McKee admits Ferguson Jr. had plenty of faults when he first arrived at the gym. The 24-year-old has just one amateur fight to his name, which was an 83-second knockout of Tom Brink in March. MMA has a sharp learning curve and unsurprisingly his skills are still quite green, but McKee says he knows when a fighter has great promise, and he views Ferguson Jr. as one of his star pupils.

“The first time we did rounds he didn’t make it out of the first round,” McKee recalls. “He gassed out, he passed out and he was all over the place. I told him to calm down and I asked him, ‘Do you want to keep doing what you’re doing or do you want to change and do something different?’ The sky is the limit for the guy. He hits like a truck. ‘Rampage’ Jackson is probably one of the hardest hitters I’ve trained, but pound-for-pound it’s ‘Slice.’ He can punch incorrectly and knock you out. ‘Slice’ is going to be a force to be reckoned with.”

Ferguson Jr. wants to do it all the right way. Fighting is in his bloodline, but the necessary hard work, dedication and sacrifice must come on his own accord if he wants to maximize his potential. He already has an advantage over his father in the sense he’s more offensively and defensively diverse, but perhaps most importantly he’s surrounding himself each day with training partners like A.J. McKee and Joey Davis, who are two of the sport’s most highly regarded prospects.

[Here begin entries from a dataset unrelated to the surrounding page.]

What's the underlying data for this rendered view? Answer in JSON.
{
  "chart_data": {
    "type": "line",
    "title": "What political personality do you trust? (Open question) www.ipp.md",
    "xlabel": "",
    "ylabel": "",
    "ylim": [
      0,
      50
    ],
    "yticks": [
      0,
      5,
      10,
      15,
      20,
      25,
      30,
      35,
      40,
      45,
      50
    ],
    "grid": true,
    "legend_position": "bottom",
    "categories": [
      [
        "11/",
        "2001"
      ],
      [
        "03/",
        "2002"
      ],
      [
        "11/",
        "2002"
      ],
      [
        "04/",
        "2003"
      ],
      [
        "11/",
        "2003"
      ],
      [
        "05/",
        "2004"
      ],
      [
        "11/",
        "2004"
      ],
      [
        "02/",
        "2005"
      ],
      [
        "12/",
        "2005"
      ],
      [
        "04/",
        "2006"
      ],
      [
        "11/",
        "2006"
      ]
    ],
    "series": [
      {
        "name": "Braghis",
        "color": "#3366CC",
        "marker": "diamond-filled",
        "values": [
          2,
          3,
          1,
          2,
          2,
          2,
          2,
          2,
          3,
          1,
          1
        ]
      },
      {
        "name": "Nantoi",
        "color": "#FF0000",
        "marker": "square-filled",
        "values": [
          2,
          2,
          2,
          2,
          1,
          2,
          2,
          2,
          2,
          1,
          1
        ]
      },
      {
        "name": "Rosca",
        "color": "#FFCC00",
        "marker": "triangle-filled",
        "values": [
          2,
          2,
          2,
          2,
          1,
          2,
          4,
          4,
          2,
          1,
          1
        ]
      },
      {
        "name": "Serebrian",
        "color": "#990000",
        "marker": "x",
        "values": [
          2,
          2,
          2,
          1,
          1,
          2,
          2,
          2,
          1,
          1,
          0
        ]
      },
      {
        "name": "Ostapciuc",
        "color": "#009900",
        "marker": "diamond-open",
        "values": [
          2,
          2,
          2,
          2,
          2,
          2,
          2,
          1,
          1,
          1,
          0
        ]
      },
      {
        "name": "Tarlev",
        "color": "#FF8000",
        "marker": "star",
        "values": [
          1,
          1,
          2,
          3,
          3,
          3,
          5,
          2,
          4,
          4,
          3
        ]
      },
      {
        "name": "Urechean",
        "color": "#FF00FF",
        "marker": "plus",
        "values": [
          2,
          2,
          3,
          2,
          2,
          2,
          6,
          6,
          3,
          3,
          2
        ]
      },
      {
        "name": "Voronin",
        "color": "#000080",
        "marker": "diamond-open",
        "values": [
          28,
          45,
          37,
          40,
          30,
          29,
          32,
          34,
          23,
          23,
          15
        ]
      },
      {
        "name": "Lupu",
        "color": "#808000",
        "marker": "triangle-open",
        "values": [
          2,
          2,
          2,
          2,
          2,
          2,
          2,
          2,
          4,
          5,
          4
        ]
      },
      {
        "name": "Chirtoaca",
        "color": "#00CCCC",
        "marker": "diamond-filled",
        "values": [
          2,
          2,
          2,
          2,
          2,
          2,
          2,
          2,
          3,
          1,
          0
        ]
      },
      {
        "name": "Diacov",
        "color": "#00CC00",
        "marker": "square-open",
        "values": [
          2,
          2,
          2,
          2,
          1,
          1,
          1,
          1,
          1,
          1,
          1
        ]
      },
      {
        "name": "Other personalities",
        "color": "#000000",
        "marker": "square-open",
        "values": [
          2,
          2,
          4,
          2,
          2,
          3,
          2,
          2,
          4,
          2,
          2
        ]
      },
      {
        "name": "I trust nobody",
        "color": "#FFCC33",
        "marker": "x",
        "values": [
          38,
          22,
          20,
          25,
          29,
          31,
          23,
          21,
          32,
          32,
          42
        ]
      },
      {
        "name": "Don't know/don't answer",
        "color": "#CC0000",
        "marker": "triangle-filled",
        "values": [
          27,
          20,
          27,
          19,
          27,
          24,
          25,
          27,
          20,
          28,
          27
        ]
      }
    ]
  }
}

“We tell him he has to train 10 times harder than anyone else to keep that name ringing and go out there and live up to his father’s legacy as well and go out there and knock people out,” McKee, who is the son of coach Antonio McKee, says. “It shows him the level he needs to get too. At the end of the day, you got to put in the work. There’s no shortcuts.”

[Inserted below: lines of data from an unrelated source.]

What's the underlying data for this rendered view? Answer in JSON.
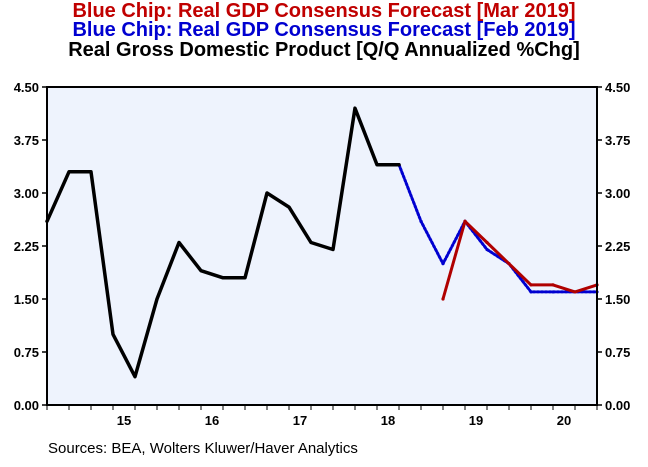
{
  "titles": {
    "line1": "Blue Chip: Real GDP Consensus Forecast [Mar 2019]",
    "line2": "Blue Chip: Real GDP Consensus Forecast [Feb 2019]",
    "line3": "Real Gross Domestic Product [Q/Q Annualized %Chg]"
  },
  "source": "Sources:   BEA, Wolters Kluwer/Haver Analytics",
  "colors": {
    "actual": "#000000",
    "mar_forecast": "#b00000",
    "feb_forecast": "#0000d0",
    "plot_background": "#eef3fd"
  },
  "chart_data": {
    "type": "line",
    "title": "Real Gross Domestic Product [Q/Q Annualized %Chg]",
    "xlabel": "",
    "ylabel": "",
    "x_tick_labels": [
      "15",
      "16",
      "17",
      "18",
      "19",
      "20"
    ],
    "y_tick_labels": [
      "4.50",
      "3.75",
      "3.00",
      "2.25",
      "1.50",
      "0.75",
      "0.00"
    ],
    "ylim": [
      0,
      4.5
    ],
    "y_ticks": [
      0,
      0.75,
      1.5,
      2.25,
      3.0,
      3.75,
      4.5
    ],
    "grid": false,
    "series": [
      {
        "name": "Real Gross Domestic Product [Q/Q Annualized %Chg]",
        "color": "#000000",
        "x": [
          "2014Q3",
          "2014Q4",
          "2015Q1",
          "2015Q2",
          "2015Q3",
          "2015Q4",
          "2016Q1",
          "2016Q2",
          "2016Q3",
          "2016Q4",
          "2017Q1",
          "2017Q2",
          "2017Q3",
          "2017Q4",
          "2018Q1",
          "2018Q2",
          "2018Q3"
        ],
        "values": [
          2.6,
          3.3,
          3.3,
          1.0,
          0.4,
          1.5,
          2.3,
          1.9,
          1.8,
          1.8,
          3.0,
          2.8,
          2.3,
          2.2,
          4.2,
          3.4,
          3.4
        ]
      },
      {
        "name": "Blue Chip: Real GDP Consensus Forecast [Feb 2019]",
        "color": "#0000d0",
        "x": [
          "2018Q3",
          "2018Q4",
          "2019Q1",
          "2019Q2",
          "2019Q3",
          "2019Q4",
          "2020Q1",
          "2020Q2",
          "2020Q3",
          "2020Q4"
        ],
        "values": [
          3.4,
          2.6,
          2.0,
          2.6,
          2.2,
          2.0,
          1.6,
          1.6,
          1.6,
          1.6
        ]
      },
      {
        "name": "Blue Chip: Real GDP Consensus Forecast [Mar 2019]",
        "color": "#b00000",
        "x": [
          "2019Q1",
          "2019Q2",
          "2019Q3",
          "2019Q4",
          "2020Q1",
          "2020Q2",
          "2020Q3",
          "2020Q4"
        ],
        "values": [
          1.5,
          2.6,
          2.3,
          2.0,
          1.7,
          1.7,
          1.6,
          1.7
        ]
      }
    ]
  }
}
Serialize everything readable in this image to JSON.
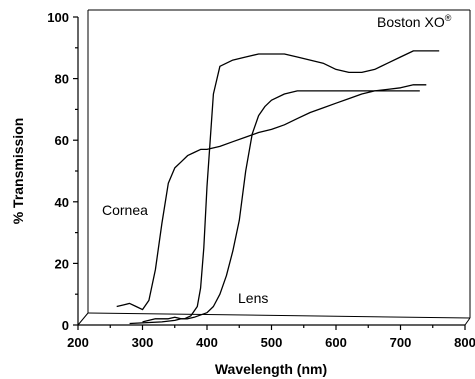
{
  "chart_data": {
    "type": "line",
    "title": "",
    "xlabel": "Wavelength (nm)",
    "ylabel": "% Transmission",
    "xlim": [
      200,
      800
    ],
    "ylim": [
      0,
      100
    ],
    "x_ticks": [
      200,
      300,
      400,
      500,
      600,
      700,
      800
    ],
    "y_ticks": [
      0,
      20,
      40,
      60,
      80,
      100
    ],
    "grid": false,
    "annotations": [
      {
        "id": "brand",
        "text": "Boston XO",
        "superscript": "®"
      },
      {
        "id": "cornea",
        "text": "Cornea"
      },
      {
        "id": "lens",
        "text": "Lens"
      }
    ],
    "series": [
      {
        "x": [
          280,
          330,
          350,
          360,
          365,
          375,
          385,
          390,
          395,
          400,
          410,
          420,
          440,
          460,
          480,
          500,
          520,
          540,
          560,
          580,
          600,
          620,
          640,
          660,
          680,
          700,
          720,
          740,
          760
        ],
        "y": [
          0.5,
          1,
          1.5,
          2,
          2,
          3,
          6,
          12,
          25,
          45,
          75,
          84,
          86,
          87,
          88,
          88,
          88,
          87,
          86,
          85,
          83,
          82,
          82,
          83,
          85,
          87,
          89,
          89,
          89
        ]
      },
      {
        "x": [
          260,
          270,
          280,
          290,
          300,
          310,
          320,
          330,
          340,
          350,
          360,
          370,
          380,
          390,
          400,
          420,
          440,
          460,
          480,
          500,
          520,
          540,
          560,
          580,
          600,
          620,
          640,
          660,
          680,
          700,
          720,
          740
        ],
        "y": [
          6,
          6.5,
          7,
          6,
          5,
          8,
          18,
          33,
          46,
          51,
          53,
          55,
          56,
          57,
          57,
          58,
          59.5,
          61,
          62.5,
          63.5,
          65,
          67,
          69,
          70.5,
          72,
          73.5,
          75,
          76,
          76.5,
          77,
          78,
          78
        ]
      },
      {
        "x": [
          300,
          320,
          340,
          350,
          360,
          370,
          380,
          400,
          410,
          420,
          430,
          440,
          450,
          460,
          470,
          480,
          490,
          500,
          520,
          540,
          560,
          580,
          600,
          620,
          640,
          660,
          680,
          700,
          720,
          730
        ],
        "y": [
          1,
          2,
          2,
          2.5,
          2,
          2,
          2.5,
          4,
          6,
          10,
          16,
          24,
          34,
          50,
          62,
          68,
          71,
          73,
          75,
          76,
          76,
          76,
          76,
          76,
          76,
          76,
          76,
          76,
          76,
          76
        ]
      }
    ]
  }
}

The goal when Ferguson Jr. enters the cage is the same as his father: knock out the opponent as quickly and violently as possible. Fights became a struggle for “Kimbo” when he couldn’t accomplish that goal, but Ferguson Jr. doesn’t envision experiencing those same problems. Training with Team Bodyshop MMA has provided him more tools and allowed him to be a complete fighter.

“I’m taking it to the next level for the ‘Slice’ name,” Ferguson Jr. says. “Working with McKee and Davis, who is a national champion wrestler, I feel like nobody is going to be able to hold me down in that ring. These guys are not going to be able to hold me down in there. They can try to take me down but they going to end up getting hurt.”

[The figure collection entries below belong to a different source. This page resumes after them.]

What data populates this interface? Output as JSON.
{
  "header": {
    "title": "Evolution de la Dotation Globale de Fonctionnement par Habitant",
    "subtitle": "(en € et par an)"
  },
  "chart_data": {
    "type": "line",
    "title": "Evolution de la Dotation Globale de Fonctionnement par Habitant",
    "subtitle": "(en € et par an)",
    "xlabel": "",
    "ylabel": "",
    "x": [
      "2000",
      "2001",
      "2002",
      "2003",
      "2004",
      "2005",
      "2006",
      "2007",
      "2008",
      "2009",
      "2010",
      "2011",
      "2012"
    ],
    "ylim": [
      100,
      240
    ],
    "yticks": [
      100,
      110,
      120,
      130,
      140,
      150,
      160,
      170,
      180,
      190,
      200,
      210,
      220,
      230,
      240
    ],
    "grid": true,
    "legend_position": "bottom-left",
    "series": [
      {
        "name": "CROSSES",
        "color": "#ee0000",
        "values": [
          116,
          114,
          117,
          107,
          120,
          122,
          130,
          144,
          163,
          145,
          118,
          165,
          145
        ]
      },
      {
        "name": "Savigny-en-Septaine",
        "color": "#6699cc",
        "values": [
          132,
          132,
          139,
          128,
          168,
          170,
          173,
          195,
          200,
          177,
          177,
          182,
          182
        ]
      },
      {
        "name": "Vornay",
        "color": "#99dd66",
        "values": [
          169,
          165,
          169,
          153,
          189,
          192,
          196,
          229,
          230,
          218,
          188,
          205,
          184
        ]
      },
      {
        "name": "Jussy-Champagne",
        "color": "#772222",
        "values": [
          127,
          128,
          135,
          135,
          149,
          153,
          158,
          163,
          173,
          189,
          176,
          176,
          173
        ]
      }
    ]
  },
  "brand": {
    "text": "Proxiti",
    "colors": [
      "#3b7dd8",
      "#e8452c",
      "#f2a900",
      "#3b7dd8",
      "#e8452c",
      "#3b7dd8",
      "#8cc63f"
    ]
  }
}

Ferguson Jr.’s attempt to become a high-level fighter will have its peaks and valleys just like everyone else that competes in the sport, but it’s arguable his driving force is stronger than most who will stand across the cage from him. He’s almost positive that’s the case for Bellator 162 opponent Rick Bing, who also competes in a pro bout for the first time.

It hasn’t been long since tragedy struck with the shocking death of “Kimbo,” but Ferguson Jr. intends on paying tribute to the memory of his father each time he enters the cage for what he hopes is a long and illustrious MMA career.

“He’s very proud of me, I know that,” Ferguson Jr. says. “This is something I love to do. This is a passion of mine. Everyone likes a winner, so I’m here to do that and when it’s done I’ll be happy and the crowd should be happy. I have no nerves. I’m going to hit hard. I’m going to move fast. I hope he’s ready.”

Yet once his first fight starts, Ferguson Jr. knows it will all go back to those early lessons from his father. 

“The first thing I ever did was the bob and weave, so I know I’m not going to get hit in this fight,” he continues. “If I do I’m going to be able to take it and deliver mine. If he can take mine, then good for him, but he can’t, so it’s goodnight.”

Update: After the story was published it was made public that Kevin Ferguson Jr.’s debut has been postponed after his opponent, Rick Bing, came in 25 pounds over the 170-pound weight. We will continue to update the story.